Una o dos veces al año me da por la idea de ir al trabajo en transporte público. Es mejor para el medio ambiente, me digo a mí mismo. Mucho menos estresante, nada de atascos. Puedo tomarme las cosas con calma.
Sobre el papel, es algo que debería funcionar. Puedo ir en autobús a la estación de tren, y mi oficina está al lado de la parada al otro lado. Autobús y tren, lo que solía hacer cuando vivía en España. Una gran idea.
Pero no funciona. El autobús que me lleva a la estación básicamente pasa cuando quiere, así que tiene la mala costumbre de hacerme perder el tren. Cuando eso sucede, no hay otra circulación hasta una hora después, así que llego tarde. Si pillo el autobús anterior, me toca esperar lo indecible en la estación, porque pasan cada hora. De vuelta, los horarios son aún peores, con el tren llegando a mi parada tres minutos después de que vaya el autobús. No suele pasar más de una semana antes de que me harte de perder el tiempo y vuelva a mi carro.
El problema del coche, aparte de ser horrible para el medio ambiente, es su alto coste. Según la AAA, mantener un carro cuesta unos $1,024 al mes, incluyendo seguro, intereses, depreciación, mantenimiento y combustible. Para hogares sin hijos, es el segundo gasto más grande después de la vivienda. Si ganas el salario mínimo, eso implica dejarte un tercio de tus ingresos.
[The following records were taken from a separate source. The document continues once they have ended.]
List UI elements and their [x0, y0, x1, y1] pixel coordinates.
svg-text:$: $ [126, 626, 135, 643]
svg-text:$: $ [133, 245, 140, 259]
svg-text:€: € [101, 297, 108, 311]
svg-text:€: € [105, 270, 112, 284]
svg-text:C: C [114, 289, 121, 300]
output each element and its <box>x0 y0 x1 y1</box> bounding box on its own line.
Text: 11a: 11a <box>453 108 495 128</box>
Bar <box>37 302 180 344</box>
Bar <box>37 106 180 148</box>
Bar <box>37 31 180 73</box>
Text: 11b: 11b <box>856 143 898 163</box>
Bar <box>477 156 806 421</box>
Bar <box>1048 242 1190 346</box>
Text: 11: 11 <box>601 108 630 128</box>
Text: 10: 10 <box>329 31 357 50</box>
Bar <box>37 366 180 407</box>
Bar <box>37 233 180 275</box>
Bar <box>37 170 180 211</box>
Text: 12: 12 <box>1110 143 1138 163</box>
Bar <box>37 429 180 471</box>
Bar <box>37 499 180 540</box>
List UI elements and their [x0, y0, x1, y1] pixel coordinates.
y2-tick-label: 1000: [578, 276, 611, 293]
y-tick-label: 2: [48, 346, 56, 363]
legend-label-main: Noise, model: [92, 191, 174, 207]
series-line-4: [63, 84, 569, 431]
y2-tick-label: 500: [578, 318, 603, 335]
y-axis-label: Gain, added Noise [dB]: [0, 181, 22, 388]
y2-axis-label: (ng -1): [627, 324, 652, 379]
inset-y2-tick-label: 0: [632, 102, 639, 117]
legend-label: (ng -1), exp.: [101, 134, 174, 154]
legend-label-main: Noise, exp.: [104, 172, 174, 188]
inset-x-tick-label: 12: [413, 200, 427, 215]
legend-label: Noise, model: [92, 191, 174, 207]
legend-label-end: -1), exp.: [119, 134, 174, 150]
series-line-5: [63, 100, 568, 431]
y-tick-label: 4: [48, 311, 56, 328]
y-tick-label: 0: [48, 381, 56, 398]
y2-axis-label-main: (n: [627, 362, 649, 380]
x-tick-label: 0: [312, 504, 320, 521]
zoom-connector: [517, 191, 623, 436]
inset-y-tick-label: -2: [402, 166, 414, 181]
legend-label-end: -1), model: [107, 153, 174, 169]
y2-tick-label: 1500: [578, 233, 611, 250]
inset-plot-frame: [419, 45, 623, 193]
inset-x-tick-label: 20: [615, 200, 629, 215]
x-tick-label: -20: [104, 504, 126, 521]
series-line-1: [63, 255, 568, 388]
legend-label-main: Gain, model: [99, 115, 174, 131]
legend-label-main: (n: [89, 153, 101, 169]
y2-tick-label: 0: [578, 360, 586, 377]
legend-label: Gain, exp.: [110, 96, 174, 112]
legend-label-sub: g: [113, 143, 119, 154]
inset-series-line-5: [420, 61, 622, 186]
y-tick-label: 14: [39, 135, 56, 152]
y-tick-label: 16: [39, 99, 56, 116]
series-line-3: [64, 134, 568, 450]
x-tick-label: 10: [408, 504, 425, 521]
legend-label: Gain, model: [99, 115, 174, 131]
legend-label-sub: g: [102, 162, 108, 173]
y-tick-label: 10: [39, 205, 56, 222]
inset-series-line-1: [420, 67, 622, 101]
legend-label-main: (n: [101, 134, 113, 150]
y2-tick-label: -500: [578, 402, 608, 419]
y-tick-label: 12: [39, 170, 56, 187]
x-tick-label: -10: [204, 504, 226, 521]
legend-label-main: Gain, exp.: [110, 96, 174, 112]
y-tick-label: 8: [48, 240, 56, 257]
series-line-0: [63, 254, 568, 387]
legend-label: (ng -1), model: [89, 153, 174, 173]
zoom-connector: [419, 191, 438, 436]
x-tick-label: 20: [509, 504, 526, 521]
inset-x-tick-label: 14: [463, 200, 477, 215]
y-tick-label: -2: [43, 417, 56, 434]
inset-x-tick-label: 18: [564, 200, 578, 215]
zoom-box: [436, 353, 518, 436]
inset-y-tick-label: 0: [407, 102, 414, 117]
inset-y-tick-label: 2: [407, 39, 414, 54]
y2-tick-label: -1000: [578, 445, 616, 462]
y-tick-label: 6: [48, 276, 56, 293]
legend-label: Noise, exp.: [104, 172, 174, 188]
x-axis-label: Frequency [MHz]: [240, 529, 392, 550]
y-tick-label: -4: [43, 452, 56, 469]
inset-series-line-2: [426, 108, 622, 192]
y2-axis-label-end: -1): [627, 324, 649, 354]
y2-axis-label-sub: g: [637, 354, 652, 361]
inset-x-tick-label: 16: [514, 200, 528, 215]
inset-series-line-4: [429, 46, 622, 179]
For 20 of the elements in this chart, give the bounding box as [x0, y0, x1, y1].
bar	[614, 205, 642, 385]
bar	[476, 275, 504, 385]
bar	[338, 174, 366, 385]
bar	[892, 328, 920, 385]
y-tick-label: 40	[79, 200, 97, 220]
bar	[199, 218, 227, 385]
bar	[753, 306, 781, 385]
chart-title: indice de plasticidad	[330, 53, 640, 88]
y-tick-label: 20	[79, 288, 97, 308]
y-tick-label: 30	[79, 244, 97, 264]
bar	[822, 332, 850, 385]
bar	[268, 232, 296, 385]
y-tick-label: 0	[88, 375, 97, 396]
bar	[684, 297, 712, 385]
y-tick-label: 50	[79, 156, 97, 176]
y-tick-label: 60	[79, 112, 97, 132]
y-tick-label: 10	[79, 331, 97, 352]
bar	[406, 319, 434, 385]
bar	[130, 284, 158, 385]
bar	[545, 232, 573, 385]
En teoría, el transporte público debería ser una alternativa económica y fiable para quienes no pueden costear un coche. Permitiría trabajar, hacer compras y moverse sin gastar tanto en un cacharro de dos toneladas que se deprecia rápidamente. Pero en la práctica, nuestra red de transporte público es tan ineficiente y anticuada que solo la utilizan quienes no tienen más remedio. La primera gran compra de cualquiera que necesita un transporte fiable para ir a trabajar es, invariablemente, un carro usado. Y lo será, aunque tenga que acudir a un vendedor de reputación dudosa pagando intereses abusivos, porque la comodidad de tener tu propio vehículo compensa evitar la tortura que es el autobús.
Los costes son enormes. El hogar promedio en EE. UU. gasta cerca del 16 % de sus ingresos en transporte. En los hogares más pobres, ese porcentaje sube a casi un tercio de su sueldo, porque es mejor gastarse una fortuna en un préstamo y gasolina que perder horas en autobuses achacosos, incluso comprando coches viejos pasados de kilómetros en los vendedores más sórdidos que uno pueda imaginar. Es mejor comerse préstamos rozando la usura y cafeteras oxidadas que se estropean dos veces por semana, y tener tu propio carro.
Esto, por supuesto, no tiene por qué ser así; es una decisión política. El hogar europeo medio gasta bastante menos en transporte (unos 11 % de los ingresos), a pesar de que la gasolina es más cara. El motivo, por supuesto, es el transporte público, que es lo suficiente cómodo y fiable para que no sea necesario comprar un carro. Si quieres ahorrarte el dineral que cuesta un vehículo privado, puedes moverte en tren, metro y autobús. En países con ciudades densas y compactas como España, con redes de transporte público bien diseñadas, los hogares de bajos ingresos destinan solo un 6 % de su presupuesto al transporte.
En Connecticut, por desgracia, llevamos décadas maltratando el transporte público y construyendo infraestructuras solo para quienes manejan, así que no podremos replicar estas cifras a corto plazo.
Aun así, hay alternativas razonables para reducir la dependencia del vehículo privado y ofrecer alternativas a este.
Primero, debemos mejorar la frecuencia y la fiabilidad de los autobuses. Necesitamos menos líneas, pero con mejores intervalos de paso y mejores horarios. Segundo, y más importante, debemos construir más vivienda cerca del transporte público. Y vivienda para todos, no para unos pocos. Si hay tren o autobuses cerca, tiene que haber gente que viva cerca, y pueda hacerlo sin coche.
Dicen que un buen sistema de transporte se nota cuando la clase media lo prefiere al coche. Yo, de momento, creo que al menos deberíamos aspirar a tener uno donde nadie tenga que gastarse miles de dólares al año en un carro a menos que realmente pueda permitírselo.